Not retaining written comms is evading regulations - "retain written comms" is one, and using Signal/WhatsApp is evading it.

Nobody working in banking is unaware of the written comms rules. Nobody using Signal or WhatsApp in that context is unaware they can't retain written comms. Can you prove intent? Probably not. Is it clear as daylight why this happened? Uh, yes.

And so the SEC hits them where it hurts at least a little bit, in the wallet.

Also, if you pay attention to the banking space... this is pretty much the usual cast of characters. There's absolutely no surprise.

Keep on carrying water for the NSA. We can live in a total surveilace world just by triggering you with "banks are bad."

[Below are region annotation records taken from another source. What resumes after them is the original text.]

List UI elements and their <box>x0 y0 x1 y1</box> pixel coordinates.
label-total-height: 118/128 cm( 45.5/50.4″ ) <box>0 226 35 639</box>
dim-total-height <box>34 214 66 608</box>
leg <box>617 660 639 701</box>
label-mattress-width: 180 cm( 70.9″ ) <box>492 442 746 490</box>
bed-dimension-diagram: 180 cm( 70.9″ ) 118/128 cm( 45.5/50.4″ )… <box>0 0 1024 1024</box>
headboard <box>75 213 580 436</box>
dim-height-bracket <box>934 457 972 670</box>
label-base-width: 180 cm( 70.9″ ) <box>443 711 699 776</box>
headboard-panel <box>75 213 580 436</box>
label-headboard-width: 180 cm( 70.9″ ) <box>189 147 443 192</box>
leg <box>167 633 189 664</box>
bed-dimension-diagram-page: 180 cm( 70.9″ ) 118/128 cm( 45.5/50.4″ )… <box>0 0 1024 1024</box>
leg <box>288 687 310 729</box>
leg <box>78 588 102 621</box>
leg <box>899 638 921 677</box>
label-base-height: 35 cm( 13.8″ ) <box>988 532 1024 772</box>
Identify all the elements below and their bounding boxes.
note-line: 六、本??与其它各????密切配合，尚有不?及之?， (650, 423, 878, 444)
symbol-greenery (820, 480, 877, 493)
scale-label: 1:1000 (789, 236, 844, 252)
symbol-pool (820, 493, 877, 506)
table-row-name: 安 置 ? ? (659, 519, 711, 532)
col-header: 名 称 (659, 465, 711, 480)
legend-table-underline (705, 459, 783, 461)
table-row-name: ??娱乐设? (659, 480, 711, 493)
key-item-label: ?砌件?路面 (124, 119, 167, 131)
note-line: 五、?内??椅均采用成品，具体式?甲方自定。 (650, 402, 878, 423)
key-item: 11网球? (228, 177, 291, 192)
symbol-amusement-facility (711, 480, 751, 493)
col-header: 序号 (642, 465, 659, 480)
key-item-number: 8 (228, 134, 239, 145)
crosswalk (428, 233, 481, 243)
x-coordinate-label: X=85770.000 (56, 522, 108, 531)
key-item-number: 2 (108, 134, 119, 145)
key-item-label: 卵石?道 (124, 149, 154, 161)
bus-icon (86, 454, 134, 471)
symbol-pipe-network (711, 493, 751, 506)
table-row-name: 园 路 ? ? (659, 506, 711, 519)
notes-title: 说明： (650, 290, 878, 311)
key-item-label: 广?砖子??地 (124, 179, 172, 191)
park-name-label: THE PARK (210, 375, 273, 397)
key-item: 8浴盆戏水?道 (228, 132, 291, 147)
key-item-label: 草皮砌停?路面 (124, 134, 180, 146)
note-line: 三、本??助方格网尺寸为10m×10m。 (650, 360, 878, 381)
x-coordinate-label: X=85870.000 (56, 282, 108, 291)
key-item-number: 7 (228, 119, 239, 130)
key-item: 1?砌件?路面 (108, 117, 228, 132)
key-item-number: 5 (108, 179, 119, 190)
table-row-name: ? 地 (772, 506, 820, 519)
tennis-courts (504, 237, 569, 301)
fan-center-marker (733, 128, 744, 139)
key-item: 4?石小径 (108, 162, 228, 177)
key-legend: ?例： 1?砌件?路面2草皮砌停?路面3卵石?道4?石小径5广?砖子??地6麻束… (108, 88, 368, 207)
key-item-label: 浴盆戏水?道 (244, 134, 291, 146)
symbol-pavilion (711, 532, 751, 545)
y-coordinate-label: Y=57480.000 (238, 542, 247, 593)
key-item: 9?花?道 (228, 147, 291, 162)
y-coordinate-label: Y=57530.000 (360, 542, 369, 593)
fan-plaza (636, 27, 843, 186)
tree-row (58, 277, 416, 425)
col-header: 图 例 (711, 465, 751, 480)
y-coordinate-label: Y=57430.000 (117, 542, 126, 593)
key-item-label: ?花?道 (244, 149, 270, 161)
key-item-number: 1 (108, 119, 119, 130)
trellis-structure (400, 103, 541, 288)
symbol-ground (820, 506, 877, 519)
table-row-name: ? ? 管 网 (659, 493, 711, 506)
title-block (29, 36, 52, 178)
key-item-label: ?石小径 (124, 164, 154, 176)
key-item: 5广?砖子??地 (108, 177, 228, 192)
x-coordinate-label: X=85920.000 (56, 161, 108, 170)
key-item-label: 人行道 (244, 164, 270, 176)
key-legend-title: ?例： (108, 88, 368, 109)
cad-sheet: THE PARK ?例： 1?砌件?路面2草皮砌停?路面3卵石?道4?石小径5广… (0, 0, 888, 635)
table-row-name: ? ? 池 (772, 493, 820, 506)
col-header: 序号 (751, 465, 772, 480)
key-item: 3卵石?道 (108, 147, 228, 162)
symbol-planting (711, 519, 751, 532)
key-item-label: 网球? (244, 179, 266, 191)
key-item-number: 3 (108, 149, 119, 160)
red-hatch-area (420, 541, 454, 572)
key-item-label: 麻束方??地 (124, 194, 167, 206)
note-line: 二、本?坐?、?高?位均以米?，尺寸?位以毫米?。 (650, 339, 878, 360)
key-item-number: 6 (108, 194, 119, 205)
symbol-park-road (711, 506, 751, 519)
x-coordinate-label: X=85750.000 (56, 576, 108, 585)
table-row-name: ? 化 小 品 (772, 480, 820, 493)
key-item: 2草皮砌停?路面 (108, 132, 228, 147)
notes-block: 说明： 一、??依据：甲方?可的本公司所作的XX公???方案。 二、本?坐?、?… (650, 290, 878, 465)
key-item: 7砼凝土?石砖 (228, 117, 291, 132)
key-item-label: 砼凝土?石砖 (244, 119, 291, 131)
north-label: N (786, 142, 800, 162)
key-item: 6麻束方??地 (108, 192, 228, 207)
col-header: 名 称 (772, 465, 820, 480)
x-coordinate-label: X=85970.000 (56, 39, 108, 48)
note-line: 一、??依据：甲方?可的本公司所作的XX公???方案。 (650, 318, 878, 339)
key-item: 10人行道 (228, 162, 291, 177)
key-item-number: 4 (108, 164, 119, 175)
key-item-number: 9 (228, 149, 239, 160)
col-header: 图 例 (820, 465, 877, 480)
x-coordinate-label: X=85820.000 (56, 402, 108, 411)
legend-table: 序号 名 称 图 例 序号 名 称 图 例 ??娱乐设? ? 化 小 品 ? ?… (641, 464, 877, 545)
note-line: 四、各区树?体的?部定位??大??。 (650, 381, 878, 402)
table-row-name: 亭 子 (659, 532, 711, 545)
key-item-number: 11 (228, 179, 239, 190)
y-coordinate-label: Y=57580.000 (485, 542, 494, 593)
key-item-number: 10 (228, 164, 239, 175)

People use iMessage/Signal/WhatsApp for myriad reasons: some good, some bad. There's no evidence in this case that any of what was said was in furtherance of a crime. The crime they've been fined for is that people--just people--were talking in totally normal communications channels, and their employer has failed to scrape one end of their E2E communications and save it to show to the SEC whenever it asks.

Signal and WhatsApp messages are trivial to retain - my company Hadrius does exactly this.
Intent is harder to prove.
What do you think we should assume about your communications on encrypted channels? This entire thing is yet another federal effort to criminalize encrypted communications, and it even works on the HN crowd. All they have to say is "big banks bad" and people here go from freedom fighters to government pawns.
Banks fined millions for using chat apps to evade regulators
That makes sense. The title character limit seems to be a cause of frequent confusion.
It does and the limit makes it come off as clickbait-y which I don't like.
Personally, I sympathize. Rewriting headlines here (when necessary) can be tough; it isn't a given that the optimal one will reveal itself.
The real issue is that there are just fines, which sound like a lot of money but it’s a small cost of doing illegal or shady business for banks.
one that can be pushed on to customers, too.

can't push jail on customers...

The title is not clickbait. WhatApp is known for being encrypted. Context provides the reasons why....this issue is not new.
... and the records couldn't be preserved if the employees are using Signal and WhatsApp?
Correct. Neither Signal nor WhatsApp is integrated into any corporate messaging system, so the communication flowing through those apps, is neither archived nor discoverable.
How does that differ from a simple SMS message - afaik SMS isn't integrated in any corporate messaging system either...
Four levels of government and an ISP having an easily searched and/or subpoenae'd copy of the message...?

What forum is this?

RCS are end to end encrypted.
Actually forgot this made it anywhere!

Any idea on the % adoption rate? Couldn't easily find it.

not sure why you are being downvoted. in many cases sms is not approved for client communications for exactly this reason
SMS is integrated in to the corporate messaging system on work mobile phones at banks (+ all calls recorded).
Yes, they are. Well beyond banks - it's a SOX compliance question for any publicly traded company.
The headline isn't clickbait enough. Banks are using encrypted messaging to avoid leaving evidence.
For many institutions SMS and iMessage are not approved platforms for records retention, it doesn't really have anything to do with being E2E
It's still not clickbait. It's an honest headline, and a good one because it draws in the reader as is the point of a headline. Headlines are not supposed to replace the article which seems to be the real problem this thread has. The headline would still not be clickbait if they were fined for using sms and the article said "fined for using sms."